The baby of John and Cynthia Hardy, the Green School was inspired after the retired couple viewed the Al Gore film The Inconvenient Truth. With four children of their own, the couple decided to make a difference and, in 2006, broke ground on a new type of school — an educational campus focused on using a holistic teaching approach and a natural canvas as classrooms.
The Green School is located on 20 acres in south central Bali, where the Hardys lived and ran a jewelry store for decades. Using local architects and materials, mainly bamboo, they spent two years constructing an open-air campus, which now houses several hundred students and teachers. In fact, the local area is becoming a community with families building green homes nearby, so their children can walk to school.
Those that don’t walk board a bio-bus, fueled by oils collected at the community level and processed into biofuel locally. In addition to eliminating a reliance on fossil fuels and reducing the carbon footprint, the process of making biofuel produces glycerine as a natural by-product that is then turned into soaps to use on campus. This earth-friendly alternative to traditional palm oil-based soaps reduces the chemicals that would otherwise end up in the water system.
Electricity to the school comes from solar panels and a water vortex system, which diverts water from the river that flows through campus and turns it into energy.
Waste is an issue at any school, and the designers of the Green School have taken special consideration to create a closed circuit. The composting toilets produce waste that can be amended back into the adjacent soil, feeding the bamboo that grows rampant on the campus. Local Balinese woman use wood-fired stoves instead of gas and traditional cooking techniques to minimize resource usage. Food waste from feeding over 400 people each day is either fed to the school’s pigs or added to the on-site composting pile.

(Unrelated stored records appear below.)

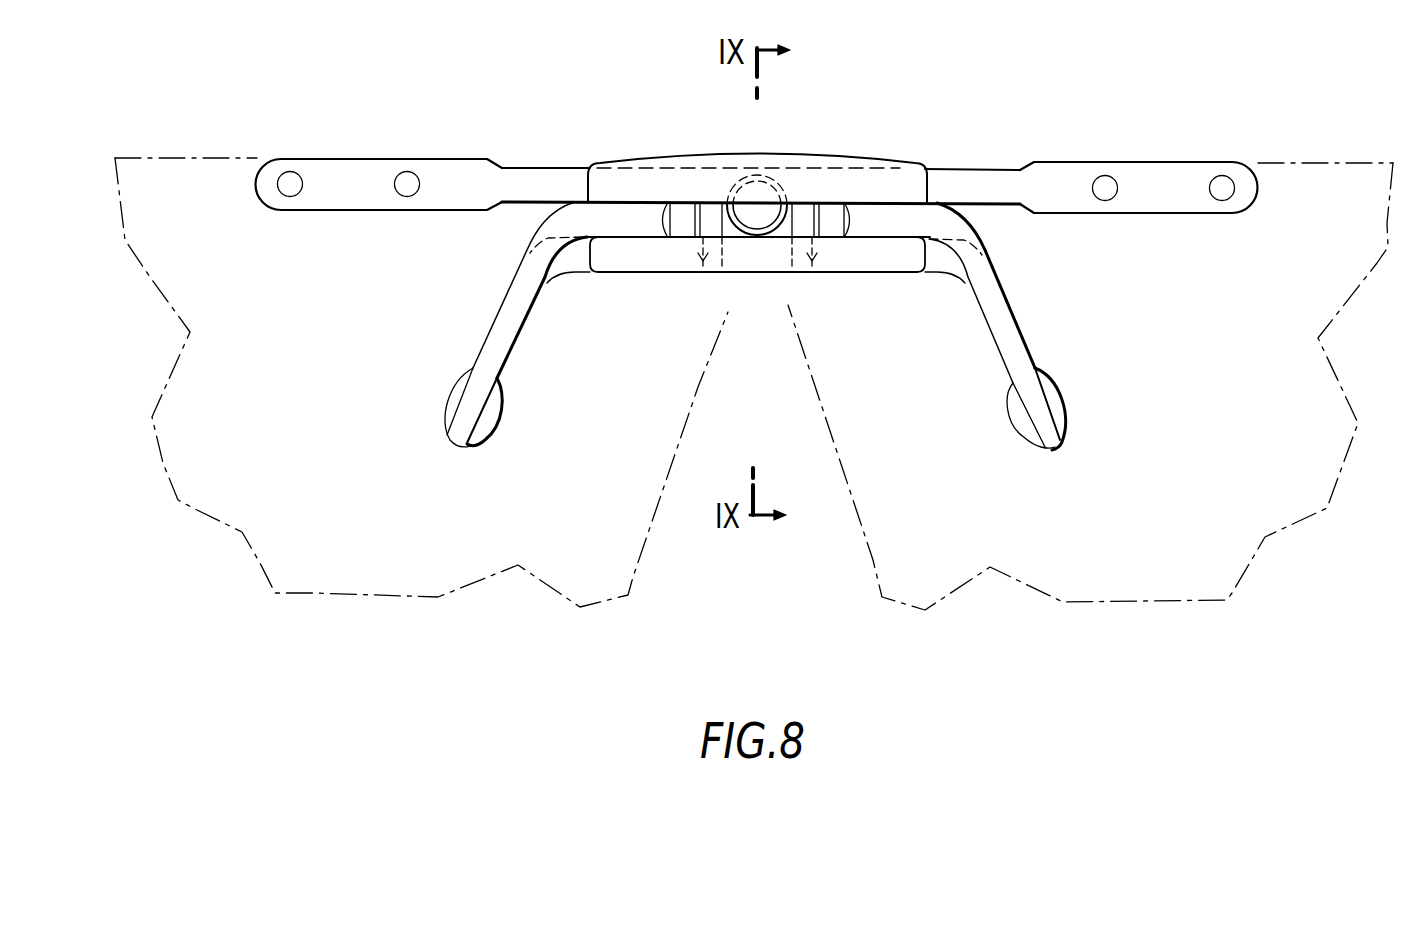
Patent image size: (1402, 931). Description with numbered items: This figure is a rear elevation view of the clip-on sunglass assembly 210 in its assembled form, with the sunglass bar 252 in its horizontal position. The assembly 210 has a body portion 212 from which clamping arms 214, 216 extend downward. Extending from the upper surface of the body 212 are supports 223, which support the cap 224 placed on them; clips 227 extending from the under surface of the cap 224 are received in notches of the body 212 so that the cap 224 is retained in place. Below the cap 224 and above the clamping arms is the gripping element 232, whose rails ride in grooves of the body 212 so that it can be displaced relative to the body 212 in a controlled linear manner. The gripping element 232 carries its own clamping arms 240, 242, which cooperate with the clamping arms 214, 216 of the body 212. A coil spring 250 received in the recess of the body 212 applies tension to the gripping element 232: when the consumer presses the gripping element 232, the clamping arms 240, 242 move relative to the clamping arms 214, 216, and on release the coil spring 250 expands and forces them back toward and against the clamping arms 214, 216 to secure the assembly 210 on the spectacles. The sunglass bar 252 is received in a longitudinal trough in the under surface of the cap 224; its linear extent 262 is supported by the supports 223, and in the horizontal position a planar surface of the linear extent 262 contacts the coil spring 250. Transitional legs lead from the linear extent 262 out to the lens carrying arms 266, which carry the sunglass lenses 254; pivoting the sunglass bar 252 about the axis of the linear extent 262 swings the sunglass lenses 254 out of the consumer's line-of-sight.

The assembly 210 is at (935, 133).
The body portion 212 is at (625, 263).
The clamping arm 214 is at (571, 262).
The clamping arm 216 is at (943, 263).
The supports 223 is at (680, 212).
The cap 224 is at (797, 155).
The clips 227 is at (703, 270).
The gripping element 232 is at (882, 228).
The clamping arm 240 is at (536, 235).
The clamping arm 242 is at (984, 232).
The coil spring 250 is at (757, 237).
The sunglass bar 252 is at (528, 168).
The sunglass lenses 254 is at (332, 406).
The linear extent 262 is at (718, 176).
The lens carrying arms 266 is at (335, 159).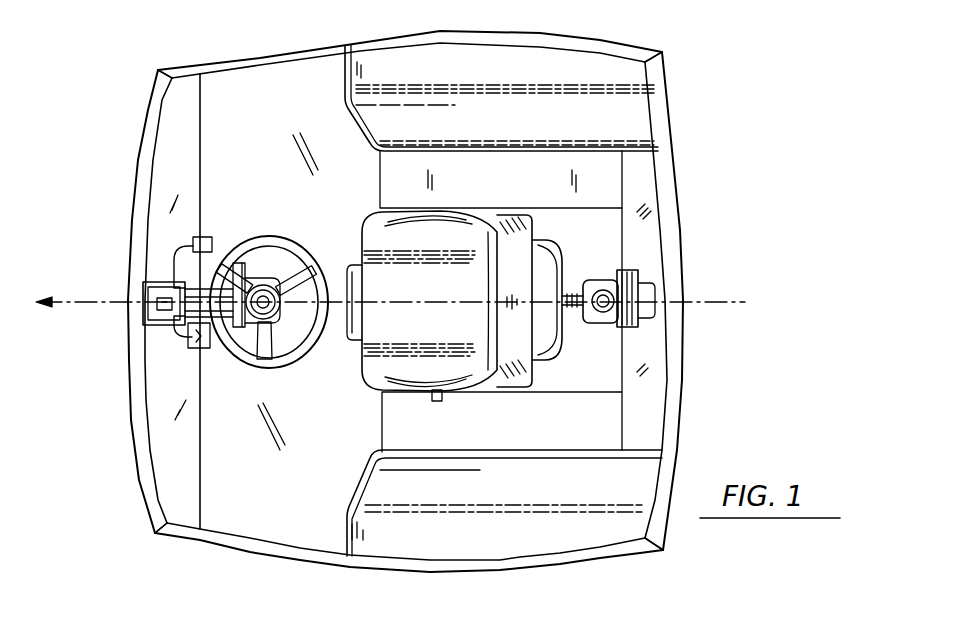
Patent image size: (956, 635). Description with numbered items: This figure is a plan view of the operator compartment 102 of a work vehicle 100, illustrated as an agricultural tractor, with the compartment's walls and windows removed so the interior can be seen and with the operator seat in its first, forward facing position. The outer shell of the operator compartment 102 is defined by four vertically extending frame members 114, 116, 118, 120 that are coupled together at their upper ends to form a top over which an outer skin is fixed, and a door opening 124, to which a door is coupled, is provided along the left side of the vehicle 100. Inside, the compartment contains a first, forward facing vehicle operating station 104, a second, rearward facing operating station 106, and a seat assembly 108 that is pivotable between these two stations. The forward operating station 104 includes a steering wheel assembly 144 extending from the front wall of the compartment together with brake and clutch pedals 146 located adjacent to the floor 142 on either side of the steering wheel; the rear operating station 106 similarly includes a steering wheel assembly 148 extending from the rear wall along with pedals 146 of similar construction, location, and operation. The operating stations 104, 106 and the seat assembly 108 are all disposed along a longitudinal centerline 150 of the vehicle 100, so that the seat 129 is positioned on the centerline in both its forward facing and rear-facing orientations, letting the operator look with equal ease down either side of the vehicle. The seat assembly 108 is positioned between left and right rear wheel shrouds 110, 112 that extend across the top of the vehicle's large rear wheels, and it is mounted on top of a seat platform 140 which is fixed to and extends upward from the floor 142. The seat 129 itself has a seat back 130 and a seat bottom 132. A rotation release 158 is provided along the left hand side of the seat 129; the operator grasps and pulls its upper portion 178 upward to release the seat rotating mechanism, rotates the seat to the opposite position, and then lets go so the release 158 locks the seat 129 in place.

The work vehicle 100 is at (792, 136).
The operator compartment 102 is at (680, 195).
The first, forward facing vehicle operating station 104 is at (168, 353).
The second, rearward facing operating station 106 is at (660, 275).
The seat assembly 108 is at (362, 397).
The rear wheel shroud 110 is at (532, 463).
The rear wheel shroud 112 is at (526, 136).
The vertically extending frame member 114 is at (665, 550).
The vertically extending frame member 116 is at (688, 20).
The vertically extending frame member 118 is at (158, 70).
The vertically extending frame member 120 is at (155, 533).
The door opening 124 is at (262, 563).
The seat 129 is at (368, 366).
The seat back 130 is at (542, 258).
The seat bottom 132 is at (446, 297).
The seat platform 140 is at (454, 212).
The floor 142 is at (262, 479).
The steering wheel assembly 144 is at (180, 276).
The brake and clutch pedals 146 is at (212, 238).
The steering wheel assembly 148 is at (636, 323).
The longitudinal centerline 150 is at (762, 303).
The rotation release 158 is at (433, 402).
The upper portion 178 is at (424, 402).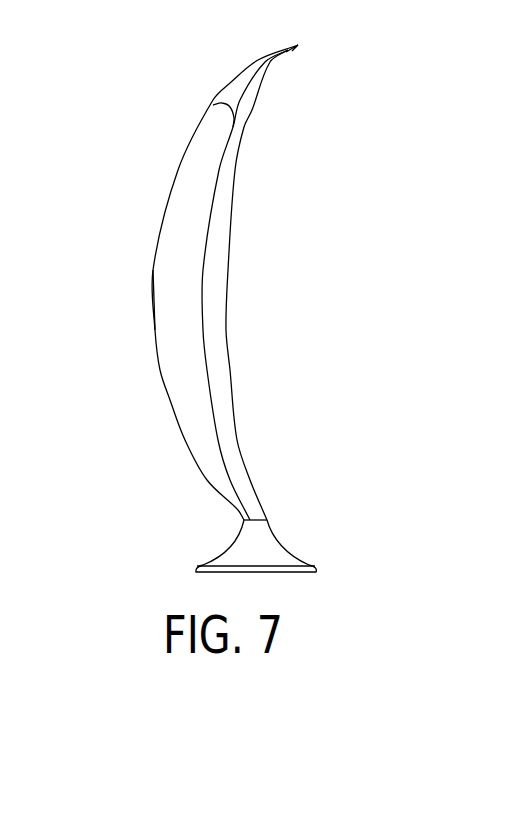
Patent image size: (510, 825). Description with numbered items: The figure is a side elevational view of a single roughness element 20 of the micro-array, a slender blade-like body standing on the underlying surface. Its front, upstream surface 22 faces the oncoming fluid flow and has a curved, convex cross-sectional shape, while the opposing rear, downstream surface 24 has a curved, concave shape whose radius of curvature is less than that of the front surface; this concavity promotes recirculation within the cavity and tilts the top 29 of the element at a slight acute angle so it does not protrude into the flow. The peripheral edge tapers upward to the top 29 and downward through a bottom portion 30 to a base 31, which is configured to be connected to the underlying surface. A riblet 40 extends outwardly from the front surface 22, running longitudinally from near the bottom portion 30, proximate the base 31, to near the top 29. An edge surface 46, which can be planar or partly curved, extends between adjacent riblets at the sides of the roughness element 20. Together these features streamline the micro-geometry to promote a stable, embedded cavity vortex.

The roughness element 20 is at (223, 292).
The front, upstream surface 22 is at (152, 266).
The rear, downstream surface 24 is at (240, 343).
The top 29 is at (313, 38).
The bottom portion 30 is at (280, 509).
The base 31 is at (218, 533).
The riblet 40 is at (130, 368).
The edge surface 46 is at (178, 184).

Speaking of food, most of the meals provided are grown on campus, giving the students a full understanding of how to plant, nurture, maintain and cook vegetables and rice. The students also help raise the pigs, cows and even the buffalo that roam the campus, enclosed only by organic, natural fencing made from branches and leaves. Mostly tapioca root, the students recognize the fencing is edible for grazing animals as well as themselves.
The eco-friendly design continues all the way down to where the footprints go by eliminating any pavement and the petroleum-based chemicals that come with it. Instead, all pathways are paved with hand-laid volcanic rocks.
Drinking water comes from a nearby well after traveling through a reverse osmosis system to filter it. Water is used other ways on campus, too, with an aquaponics system that combines aquaculture (raising fish) with hydroponics (raising crops with little to no soil). These systems work in conjunction with each other, so the fish waste feeds the plants while the plants provide much-needed water filtration for the fish.
While the goal to be sustainable and local may seem simplistic, the objective of teaching the next generation how to work with students from 25 other countries to solve problems on campus and eventually in the world means the potential for a better future for the entire planet — and that’s no small feat.